Tarride JE, Guo N, Hopkins R, Leslie WD, Morin S, Adachi JD, Papaioannou A, Bessette L, Brown JP, Goeree R.
Programs for Assessment of Technology in Health (PATH) Research Institute, St Joseph’s Healthcare, Hamilton, Ontario, Canada; Department of Clinical Epidemiology and Biostatistics, McMaster University, Hamilton, Ontario, Canada. firstname.lastname@example.org.
There is a dearth of information about the burden of osteoporosis in Canadian men. To fill this gap, we conducted a burden of illness study aimed at estimating the economic burden attributable to osteoporosis in Canadian men aged 50 years and older. Five national data sources were used to estimate health care resource utilization and costs (in 2010 Canadian dollars) associated with osteoporosis in men. Any information gap was supplemented by using data from provincial and community sources. Direct medical costs included costs associated with hospitalizations, same day surgeries, emergency room visits, rehabilitation, chronic care, long-term care, home care, physician visits, and prescribed medications. The value of lost productivity from patients and informal caregivers was also determined to provide a societal perspective. Sensitivity analyses were conducted to evaluate the impact of key assumptions on the results.
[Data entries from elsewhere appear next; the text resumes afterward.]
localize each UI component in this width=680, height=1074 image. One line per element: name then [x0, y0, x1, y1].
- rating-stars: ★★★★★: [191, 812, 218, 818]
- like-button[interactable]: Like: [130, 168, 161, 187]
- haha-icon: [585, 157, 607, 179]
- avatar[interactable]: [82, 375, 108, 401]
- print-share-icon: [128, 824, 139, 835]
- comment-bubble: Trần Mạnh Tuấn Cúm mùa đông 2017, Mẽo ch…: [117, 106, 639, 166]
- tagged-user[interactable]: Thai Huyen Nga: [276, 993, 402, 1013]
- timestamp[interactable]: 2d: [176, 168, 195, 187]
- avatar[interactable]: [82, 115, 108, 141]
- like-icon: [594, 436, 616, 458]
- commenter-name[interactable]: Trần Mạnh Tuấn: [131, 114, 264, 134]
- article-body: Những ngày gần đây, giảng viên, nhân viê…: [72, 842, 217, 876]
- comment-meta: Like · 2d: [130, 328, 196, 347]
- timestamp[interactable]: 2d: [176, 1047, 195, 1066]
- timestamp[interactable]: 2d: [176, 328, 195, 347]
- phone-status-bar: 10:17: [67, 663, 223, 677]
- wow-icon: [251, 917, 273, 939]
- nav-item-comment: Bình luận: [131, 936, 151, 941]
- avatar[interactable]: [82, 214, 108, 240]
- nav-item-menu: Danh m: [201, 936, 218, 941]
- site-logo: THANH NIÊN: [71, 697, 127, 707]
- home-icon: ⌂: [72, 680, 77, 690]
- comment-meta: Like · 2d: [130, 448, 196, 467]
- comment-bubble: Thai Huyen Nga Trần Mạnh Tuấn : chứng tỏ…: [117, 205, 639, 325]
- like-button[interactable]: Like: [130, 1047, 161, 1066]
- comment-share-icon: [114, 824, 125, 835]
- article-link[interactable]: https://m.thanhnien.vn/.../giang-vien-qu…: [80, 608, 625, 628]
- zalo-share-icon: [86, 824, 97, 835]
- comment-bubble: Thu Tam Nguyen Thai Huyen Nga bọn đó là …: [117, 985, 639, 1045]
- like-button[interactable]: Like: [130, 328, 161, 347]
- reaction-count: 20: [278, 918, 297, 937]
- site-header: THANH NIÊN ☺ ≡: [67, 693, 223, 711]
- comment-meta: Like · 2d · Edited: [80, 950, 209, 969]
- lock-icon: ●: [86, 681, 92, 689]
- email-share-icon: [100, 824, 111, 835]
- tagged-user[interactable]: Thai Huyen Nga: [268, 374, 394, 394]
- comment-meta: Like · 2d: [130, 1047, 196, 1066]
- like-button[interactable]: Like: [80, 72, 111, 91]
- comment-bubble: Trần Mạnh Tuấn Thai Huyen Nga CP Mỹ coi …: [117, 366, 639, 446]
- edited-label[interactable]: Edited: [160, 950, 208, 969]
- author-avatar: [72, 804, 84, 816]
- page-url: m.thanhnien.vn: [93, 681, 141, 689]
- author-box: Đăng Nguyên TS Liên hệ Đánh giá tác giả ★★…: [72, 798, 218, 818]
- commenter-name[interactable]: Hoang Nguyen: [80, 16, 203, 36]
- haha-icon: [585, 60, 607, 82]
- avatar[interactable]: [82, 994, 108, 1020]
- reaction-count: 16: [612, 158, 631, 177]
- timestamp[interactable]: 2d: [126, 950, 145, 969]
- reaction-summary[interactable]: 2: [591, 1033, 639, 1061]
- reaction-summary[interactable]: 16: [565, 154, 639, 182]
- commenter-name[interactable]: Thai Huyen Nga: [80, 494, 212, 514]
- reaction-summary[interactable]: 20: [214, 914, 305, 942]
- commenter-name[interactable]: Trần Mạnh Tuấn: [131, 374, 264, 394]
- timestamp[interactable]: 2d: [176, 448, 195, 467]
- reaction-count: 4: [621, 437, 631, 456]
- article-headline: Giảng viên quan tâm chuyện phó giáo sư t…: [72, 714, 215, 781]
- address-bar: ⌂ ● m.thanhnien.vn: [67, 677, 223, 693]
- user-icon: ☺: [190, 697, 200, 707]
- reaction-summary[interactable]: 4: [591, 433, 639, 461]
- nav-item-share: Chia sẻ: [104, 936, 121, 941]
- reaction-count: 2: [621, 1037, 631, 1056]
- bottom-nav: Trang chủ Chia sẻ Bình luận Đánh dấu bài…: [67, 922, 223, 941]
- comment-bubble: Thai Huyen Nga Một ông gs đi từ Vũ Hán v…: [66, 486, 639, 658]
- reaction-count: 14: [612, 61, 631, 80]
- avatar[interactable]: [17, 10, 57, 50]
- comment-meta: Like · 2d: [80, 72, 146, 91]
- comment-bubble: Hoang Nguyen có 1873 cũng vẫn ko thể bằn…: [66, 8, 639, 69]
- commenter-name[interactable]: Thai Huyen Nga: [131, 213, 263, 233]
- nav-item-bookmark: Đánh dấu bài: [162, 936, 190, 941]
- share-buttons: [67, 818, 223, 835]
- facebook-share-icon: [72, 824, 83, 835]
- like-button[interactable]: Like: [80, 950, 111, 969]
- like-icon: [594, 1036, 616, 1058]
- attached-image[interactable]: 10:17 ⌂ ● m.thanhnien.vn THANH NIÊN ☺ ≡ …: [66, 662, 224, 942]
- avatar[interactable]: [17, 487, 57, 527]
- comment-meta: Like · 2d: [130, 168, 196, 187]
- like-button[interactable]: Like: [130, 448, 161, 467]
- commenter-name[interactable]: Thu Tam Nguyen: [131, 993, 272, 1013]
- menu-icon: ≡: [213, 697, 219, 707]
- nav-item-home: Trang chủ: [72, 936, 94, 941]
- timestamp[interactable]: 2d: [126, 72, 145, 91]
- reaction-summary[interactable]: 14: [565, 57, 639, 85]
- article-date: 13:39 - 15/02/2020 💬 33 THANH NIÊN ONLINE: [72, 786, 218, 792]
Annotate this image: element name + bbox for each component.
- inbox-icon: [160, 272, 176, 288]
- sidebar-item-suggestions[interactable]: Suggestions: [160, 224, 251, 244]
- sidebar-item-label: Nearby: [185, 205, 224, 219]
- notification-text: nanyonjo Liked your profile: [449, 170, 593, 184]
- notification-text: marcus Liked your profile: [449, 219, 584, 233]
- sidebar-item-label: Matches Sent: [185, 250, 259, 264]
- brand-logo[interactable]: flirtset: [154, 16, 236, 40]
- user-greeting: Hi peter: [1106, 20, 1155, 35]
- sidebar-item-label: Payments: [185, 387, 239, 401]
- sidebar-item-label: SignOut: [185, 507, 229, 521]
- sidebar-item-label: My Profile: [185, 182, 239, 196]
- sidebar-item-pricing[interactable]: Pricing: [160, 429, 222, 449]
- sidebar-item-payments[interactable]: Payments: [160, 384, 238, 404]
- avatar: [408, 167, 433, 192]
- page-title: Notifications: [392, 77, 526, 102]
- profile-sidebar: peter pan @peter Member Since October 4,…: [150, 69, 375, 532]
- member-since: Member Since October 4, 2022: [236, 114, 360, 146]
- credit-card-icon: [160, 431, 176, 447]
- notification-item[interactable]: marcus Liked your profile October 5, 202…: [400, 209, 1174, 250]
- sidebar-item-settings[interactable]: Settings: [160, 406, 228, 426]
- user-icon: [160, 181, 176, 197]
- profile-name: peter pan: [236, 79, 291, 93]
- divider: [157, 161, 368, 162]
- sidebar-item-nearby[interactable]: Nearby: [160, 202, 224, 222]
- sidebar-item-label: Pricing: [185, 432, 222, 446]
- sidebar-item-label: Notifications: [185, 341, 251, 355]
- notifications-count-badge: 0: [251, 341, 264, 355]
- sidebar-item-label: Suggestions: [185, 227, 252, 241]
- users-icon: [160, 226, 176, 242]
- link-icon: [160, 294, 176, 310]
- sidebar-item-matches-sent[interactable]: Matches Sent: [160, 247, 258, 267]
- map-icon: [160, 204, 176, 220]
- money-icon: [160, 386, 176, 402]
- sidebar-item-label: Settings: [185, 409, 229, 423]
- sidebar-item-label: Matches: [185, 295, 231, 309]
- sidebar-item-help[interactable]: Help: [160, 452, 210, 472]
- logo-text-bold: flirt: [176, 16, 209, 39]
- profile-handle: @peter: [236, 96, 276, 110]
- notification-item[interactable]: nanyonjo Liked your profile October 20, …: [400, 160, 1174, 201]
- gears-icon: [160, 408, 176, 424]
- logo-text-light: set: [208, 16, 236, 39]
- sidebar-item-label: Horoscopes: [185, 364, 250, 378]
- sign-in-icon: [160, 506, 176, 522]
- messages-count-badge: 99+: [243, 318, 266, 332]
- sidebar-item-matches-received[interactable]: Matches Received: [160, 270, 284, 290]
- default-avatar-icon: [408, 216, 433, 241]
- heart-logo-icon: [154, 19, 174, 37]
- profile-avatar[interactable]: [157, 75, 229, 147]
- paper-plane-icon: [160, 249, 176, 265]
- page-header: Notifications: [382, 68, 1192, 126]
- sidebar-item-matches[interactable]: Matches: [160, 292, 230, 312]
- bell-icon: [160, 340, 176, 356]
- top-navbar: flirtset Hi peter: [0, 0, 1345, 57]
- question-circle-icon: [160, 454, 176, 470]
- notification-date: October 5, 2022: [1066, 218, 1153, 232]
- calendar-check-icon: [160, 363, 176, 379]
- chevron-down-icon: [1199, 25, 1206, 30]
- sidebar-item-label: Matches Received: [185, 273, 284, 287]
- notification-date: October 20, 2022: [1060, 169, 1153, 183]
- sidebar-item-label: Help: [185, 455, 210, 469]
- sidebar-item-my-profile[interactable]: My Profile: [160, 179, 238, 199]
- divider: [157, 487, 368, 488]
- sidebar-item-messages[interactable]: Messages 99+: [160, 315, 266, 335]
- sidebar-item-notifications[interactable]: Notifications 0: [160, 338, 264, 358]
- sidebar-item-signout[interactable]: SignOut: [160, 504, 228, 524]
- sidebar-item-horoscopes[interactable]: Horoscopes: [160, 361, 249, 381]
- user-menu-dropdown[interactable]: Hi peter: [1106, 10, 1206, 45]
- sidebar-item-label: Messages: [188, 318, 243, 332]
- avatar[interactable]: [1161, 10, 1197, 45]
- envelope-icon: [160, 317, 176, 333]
In fiscal year 2007/2008, the total economic burden of treating and rehabilitating male osteoporotic fractures was estimated at $570 million per year, where direct medical costs accounted for 86%. Acute care utilization was responsible for 70% of all direct costs. About 51% of all hospitalizations were for hip fractures and hip fractures alone accounted for 54% of the acute care spending. If a proportion of Canadian men were assumed to live in long-term care facilities due to osteoporosis, the overall annual cost of osteoporosis would increase from $570 million to $910 million. Male osteoporosis has a substantial economic burden on the Canadian society.